Chapman stands up and back from hir work and leans over a little bit to look me in the eye and says, “I’ve noticed that you smile like a cat. You know cats, I think. Everyone I talk to about Rhoda and you say things that lead me to conclude that she’s been leaving metaphorical dead mice on your doorstep for years, and you’ve just finally started to eat them this past week. Because you have to.” Sie watches me for a bit, seeming to try to evaluate my expression, then says, “I’m not sure if she knows she’s been doing that. But she looks more content than before, apparently. And I think she looks like she’s really in her element. But who am I to say what either of you have noticed or not, or what you’re really feeling? We’re all queers. We’re all disastrous fuck ups when it comes to this.”

“Yes,” I say.

“Anyway,” Chapman says, getting back into suturing. “You’re a dragon and we’re a couple of humans. Even if I wasn’t polyamorous and ace, being in a partnership with you, if that’s what we end up calling it, I don’t think it would get in the way of any human romance I might need to pursue. If I’m reading things right. And Rhoda probably feels the same way. And I’m guessing you do, too. Like. Come spring time, you’re going to want to try to mate with another dragon, right?”

“Don’t know,” I reply.

“Then we all take our time and feel it out, yeah?”

“Yes.”

“Don’t talk to the Mayor about this stuff. We don’t need the romantic lives of dragons getting mixed up in your fight for your, uh, human rights. At least, not at this stage,” Chapman says. “And we don’t want the Mayor worrying and confused about her daughter’s life any more than she already is.”

There’s a story going around social media about this guy who’s become the husband to a crane. He works in animal husbandry, or wildlife rehabilitation, or something like that. And one of the cranes he works with has decided that he’s her life partner, her mate. Cranes mate for life, and she bonded with this human. And, in order to make sure that she’s safe and lives healthily and happy into her old age, he’s just gotta stick with her. He, of course, is legally married to a human woman, and they have their own family.

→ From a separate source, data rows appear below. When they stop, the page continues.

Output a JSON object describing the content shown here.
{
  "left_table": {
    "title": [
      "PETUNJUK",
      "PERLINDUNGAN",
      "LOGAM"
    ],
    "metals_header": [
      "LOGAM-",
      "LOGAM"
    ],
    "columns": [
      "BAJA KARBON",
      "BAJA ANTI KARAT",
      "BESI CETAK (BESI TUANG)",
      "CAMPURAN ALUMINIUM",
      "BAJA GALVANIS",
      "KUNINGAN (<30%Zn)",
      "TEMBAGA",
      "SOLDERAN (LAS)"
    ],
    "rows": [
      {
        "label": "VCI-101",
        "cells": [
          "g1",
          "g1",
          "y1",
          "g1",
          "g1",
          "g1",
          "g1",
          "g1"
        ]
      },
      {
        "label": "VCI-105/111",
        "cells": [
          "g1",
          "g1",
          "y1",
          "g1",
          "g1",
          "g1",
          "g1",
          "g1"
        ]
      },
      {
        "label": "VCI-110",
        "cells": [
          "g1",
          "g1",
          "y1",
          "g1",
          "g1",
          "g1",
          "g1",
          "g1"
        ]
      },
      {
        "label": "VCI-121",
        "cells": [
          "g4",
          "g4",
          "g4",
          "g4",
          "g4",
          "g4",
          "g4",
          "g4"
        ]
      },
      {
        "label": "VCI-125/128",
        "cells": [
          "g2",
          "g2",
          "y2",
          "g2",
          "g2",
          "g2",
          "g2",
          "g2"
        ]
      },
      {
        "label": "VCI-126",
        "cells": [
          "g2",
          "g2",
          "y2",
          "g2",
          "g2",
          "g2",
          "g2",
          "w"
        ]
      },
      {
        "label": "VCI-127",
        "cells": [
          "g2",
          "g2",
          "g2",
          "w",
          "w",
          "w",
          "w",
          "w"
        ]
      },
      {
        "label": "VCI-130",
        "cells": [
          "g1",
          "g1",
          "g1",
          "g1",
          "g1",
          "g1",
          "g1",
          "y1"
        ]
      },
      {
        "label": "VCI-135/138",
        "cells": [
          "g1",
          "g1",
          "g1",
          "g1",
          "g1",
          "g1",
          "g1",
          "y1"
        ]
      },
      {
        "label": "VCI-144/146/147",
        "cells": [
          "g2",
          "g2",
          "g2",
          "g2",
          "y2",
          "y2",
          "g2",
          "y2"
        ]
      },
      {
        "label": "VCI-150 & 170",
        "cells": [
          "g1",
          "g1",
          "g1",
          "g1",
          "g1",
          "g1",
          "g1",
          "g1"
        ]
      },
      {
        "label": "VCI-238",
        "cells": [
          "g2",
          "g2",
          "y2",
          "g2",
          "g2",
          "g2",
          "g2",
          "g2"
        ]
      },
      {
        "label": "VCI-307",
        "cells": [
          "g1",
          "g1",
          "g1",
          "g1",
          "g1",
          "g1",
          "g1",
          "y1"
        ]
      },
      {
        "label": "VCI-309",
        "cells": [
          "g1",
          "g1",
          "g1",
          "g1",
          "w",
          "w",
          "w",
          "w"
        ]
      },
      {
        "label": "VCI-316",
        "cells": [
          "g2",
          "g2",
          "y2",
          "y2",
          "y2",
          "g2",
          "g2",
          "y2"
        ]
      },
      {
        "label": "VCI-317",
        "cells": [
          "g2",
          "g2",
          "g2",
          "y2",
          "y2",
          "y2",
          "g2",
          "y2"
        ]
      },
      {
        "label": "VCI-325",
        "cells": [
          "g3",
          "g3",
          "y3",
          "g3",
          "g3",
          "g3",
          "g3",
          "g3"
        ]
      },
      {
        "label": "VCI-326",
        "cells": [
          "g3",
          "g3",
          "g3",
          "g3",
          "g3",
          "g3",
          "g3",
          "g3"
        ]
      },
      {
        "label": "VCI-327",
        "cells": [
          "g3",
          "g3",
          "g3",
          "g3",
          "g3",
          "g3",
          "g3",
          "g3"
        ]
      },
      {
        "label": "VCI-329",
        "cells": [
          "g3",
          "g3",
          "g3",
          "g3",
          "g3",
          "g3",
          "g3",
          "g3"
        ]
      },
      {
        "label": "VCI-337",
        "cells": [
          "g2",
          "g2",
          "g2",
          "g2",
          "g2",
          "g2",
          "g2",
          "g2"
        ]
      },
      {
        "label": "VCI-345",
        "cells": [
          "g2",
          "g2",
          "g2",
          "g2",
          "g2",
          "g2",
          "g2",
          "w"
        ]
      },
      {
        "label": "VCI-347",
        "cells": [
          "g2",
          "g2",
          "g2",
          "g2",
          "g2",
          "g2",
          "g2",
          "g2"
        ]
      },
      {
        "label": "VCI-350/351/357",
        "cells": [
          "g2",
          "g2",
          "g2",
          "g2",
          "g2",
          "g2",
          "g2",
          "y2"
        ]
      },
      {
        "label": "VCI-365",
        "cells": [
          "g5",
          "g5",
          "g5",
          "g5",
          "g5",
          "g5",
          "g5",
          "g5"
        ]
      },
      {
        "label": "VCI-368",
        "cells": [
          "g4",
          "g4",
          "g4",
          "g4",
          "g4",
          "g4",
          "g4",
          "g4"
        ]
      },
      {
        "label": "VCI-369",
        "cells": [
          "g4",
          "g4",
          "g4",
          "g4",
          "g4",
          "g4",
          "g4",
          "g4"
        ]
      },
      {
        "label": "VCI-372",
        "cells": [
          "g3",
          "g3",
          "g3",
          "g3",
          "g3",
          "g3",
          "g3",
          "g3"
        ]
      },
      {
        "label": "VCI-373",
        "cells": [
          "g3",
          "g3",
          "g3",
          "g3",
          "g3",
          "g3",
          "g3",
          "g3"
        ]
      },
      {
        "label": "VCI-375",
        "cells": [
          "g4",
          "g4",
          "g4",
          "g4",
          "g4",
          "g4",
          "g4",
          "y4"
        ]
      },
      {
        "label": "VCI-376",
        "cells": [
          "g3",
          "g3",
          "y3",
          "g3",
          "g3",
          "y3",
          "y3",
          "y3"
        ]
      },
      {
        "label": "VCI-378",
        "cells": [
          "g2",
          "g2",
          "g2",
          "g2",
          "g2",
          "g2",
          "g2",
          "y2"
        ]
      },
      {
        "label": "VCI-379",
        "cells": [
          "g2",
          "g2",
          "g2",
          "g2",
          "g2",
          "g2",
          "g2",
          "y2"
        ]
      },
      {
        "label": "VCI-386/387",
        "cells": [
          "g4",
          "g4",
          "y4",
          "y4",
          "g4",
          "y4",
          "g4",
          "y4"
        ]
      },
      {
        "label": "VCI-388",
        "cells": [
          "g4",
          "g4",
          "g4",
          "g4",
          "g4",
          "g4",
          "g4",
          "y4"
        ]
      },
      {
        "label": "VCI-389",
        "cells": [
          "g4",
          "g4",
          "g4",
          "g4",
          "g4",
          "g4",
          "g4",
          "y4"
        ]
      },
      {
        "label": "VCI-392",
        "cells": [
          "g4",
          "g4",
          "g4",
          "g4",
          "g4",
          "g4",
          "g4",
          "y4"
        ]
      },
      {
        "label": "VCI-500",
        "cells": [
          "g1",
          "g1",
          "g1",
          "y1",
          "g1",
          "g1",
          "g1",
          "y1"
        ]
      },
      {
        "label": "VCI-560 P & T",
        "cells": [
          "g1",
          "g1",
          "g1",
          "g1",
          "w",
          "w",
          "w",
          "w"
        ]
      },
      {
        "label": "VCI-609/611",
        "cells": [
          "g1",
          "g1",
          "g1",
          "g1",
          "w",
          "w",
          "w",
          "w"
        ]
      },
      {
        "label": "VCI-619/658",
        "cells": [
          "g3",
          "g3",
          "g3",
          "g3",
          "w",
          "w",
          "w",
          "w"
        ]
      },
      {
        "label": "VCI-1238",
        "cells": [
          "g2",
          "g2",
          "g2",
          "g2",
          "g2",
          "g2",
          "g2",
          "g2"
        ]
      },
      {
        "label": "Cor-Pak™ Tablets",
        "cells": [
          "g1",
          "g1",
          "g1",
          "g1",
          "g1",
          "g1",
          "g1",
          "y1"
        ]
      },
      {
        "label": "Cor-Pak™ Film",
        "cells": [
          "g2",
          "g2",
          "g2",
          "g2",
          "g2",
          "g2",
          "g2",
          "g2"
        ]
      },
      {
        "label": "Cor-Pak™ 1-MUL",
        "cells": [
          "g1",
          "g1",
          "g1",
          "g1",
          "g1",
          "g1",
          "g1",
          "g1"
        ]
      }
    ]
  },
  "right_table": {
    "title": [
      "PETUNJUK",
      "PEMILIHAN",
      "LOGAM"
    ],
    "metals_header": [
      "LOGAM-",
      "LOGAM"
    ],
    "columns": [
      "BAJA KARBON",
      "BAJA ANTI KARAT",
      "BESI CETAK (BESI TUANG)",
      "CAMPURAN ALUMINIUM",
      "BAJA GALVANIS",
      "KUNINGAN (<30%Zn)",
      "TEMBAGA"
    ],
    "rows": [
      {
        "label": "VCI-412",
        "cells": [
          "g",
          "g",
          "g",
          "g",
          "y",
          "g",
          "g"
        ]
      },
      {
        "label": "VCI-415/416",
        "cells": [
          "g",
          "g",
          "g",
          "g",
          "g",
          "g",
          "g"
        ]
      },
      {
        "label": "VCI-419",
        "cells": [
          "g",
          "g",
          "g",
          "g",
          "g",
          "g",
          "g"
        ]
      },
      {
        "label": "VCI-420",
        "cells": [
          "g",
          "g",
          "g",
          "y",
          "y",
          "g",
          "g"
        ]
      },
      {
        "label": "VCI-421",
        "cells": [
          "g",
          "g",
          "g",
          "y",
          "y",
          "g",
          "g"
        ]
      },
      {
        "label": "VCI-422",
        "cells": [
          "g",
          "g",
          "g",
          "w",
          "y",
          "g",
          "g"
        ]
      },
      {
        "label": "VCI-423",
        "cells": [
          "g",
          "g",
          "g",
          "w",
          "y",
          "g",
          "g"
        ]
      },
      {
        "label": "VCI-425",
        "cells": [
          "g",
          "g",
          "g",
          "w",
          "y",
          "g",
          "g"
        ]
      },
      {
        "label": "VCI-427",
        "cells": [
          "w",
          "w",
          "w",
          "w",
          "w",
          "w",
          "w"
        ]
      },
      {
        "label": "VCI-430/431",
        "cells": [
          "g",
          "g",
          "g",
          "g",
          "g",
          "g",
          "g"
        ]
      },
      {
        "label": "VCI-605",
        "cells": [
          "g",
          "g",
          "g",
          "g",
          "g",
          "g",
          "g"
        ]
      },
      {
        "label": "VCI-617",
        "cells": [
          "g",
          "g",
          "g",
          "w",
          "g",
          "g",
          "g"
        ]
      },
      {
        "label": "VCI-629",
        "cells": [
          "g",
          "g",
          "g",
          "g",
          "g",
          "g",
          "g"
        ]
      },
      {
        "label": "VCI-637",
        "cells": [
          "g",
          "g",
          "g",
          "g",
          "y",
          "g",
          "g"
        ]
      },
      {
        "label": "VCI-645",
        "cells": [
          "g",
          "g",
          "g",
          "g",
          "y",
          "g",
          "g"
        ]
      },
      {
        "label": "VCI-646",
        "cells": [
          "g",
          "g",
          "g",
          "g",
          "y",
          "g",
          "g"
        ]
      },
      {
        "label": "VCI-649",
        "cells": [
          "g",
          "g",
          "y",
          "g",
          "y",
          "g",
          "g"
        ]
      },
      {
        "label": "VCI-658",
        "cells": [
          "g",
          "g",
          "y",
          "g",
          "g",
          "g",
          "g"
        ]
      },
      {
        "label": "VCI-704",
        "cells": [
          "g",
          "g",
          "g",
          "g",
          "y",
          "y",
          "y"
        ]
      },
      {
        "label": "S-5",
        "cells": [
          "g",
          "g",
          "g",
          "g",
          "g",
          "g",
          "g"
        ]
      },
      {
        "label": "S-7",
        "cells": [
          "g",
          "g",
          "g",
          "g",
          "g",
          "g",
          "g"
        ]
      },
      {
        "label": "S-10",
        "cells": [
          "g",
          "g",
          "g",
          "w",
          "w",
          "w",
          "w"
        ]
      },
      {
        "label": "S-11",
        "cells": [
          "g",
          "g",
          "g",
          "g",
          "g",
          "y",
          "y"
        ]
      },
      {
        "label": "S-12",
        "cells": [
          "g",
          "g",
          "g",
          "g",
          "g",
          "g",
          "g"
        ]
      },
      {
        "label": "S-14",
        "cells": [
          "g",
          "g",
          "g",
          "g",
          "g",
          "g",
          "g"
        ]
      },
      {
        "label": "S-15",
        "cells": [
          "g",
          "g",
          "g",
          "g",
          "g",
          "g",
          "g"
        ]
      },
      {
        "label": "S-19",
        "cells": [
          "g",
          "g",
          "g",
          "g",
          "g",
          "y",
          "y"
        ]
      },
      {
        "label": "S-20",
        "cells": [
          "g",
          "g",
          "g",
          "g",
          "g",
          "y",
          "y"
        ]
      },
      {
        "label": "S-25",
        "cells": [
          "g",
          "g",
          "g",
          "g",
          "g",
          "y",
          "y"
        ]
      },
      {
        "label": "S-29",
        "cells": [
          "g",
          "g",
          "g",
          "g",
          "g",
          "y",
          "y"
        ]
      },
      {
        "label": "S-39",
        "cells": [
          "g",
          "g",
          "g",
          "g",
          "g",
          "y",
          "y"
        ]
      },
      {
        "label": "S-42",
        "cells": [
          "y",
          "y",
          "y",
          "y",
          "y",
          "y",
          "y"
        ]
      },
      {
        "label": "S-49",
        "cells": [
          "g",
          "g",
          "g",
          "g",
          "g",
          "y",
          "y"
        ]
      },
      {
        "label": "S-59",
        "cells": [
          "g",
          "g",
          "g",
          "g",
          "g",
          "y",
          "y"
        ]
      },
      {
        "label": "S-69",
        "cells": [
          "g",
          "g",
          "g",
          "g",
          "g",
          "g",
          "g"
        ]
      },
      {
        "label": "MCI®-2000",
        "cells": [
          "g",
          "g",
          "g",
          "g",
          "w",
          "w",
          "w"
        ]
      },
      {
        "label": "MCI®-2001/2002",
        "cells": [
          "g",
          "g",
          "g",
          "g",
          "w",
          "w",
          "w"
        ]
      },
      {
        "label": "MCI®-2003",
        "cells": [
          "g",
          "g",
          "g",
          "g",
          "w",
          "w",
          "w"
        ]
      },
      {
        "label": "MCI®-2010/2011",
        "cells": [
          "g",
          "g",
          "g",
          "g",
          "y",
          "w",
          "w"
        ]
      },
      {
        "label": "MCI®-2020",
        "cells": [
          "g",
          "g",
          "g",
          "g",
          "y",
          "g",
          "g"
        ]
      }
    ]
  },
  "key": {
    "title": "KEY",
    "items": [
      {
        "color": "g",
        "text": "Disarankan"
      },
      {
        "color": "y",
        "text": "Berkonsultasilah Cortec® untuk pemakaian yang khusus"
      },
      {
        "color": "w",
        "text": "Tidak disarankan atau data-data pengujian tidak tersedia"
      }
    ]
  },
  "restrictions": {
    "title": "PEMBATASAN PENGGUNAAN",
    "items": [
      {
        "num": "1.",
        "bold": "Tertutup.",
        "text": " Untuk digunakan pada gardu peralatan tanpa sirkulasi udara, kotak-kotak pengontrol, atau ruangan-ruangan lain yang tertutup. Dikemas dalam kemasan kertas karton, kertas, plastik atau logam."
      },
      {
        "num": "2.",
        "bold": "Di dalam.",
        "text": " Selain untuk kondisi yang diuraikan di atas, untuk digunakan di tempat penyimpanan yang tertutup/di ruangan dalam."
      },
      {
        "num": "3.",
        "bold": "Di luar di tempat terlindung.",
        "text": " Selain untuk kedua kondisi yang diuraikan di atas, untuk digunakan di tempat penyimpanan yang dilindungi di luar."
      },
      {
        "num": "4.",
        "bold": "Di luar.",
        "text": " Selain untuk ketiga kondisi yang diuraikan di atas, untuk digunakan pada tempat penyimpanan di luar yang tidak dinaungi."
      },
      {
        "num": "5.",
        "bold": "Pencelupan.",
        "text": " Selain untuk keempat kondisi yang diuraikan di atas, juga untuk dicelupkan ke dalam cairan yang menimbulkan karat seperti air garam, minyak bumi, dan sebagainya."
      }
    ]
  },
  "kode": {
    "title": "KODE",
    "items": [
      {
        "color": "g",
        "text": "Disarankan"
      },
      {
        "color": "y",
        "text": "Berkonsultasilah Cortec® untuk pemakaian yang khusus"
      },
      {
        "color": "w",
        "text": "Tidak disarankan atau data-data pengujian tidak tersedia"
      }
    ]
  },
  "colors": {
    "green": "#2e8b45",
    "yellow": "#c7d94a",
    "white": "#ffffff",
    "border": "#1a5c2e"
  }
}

I wonder if something similar is happening with me. A mix up of my instincts with my social situation. Or what?

None of the advice I’d ever learned from anybody regarding human relationships, and nothing I observed from watching everyone around me try to navigate them, feels like it’s relevant here. Except for maybe the “relax and see” bit.

But, Chapman’s right. The Mayor doesn’t need to think about that. And neither does the press, as much as I may like Seagull Phil.

I don’t think I would have ever been in danger of bringing it up with them anyway, though, really.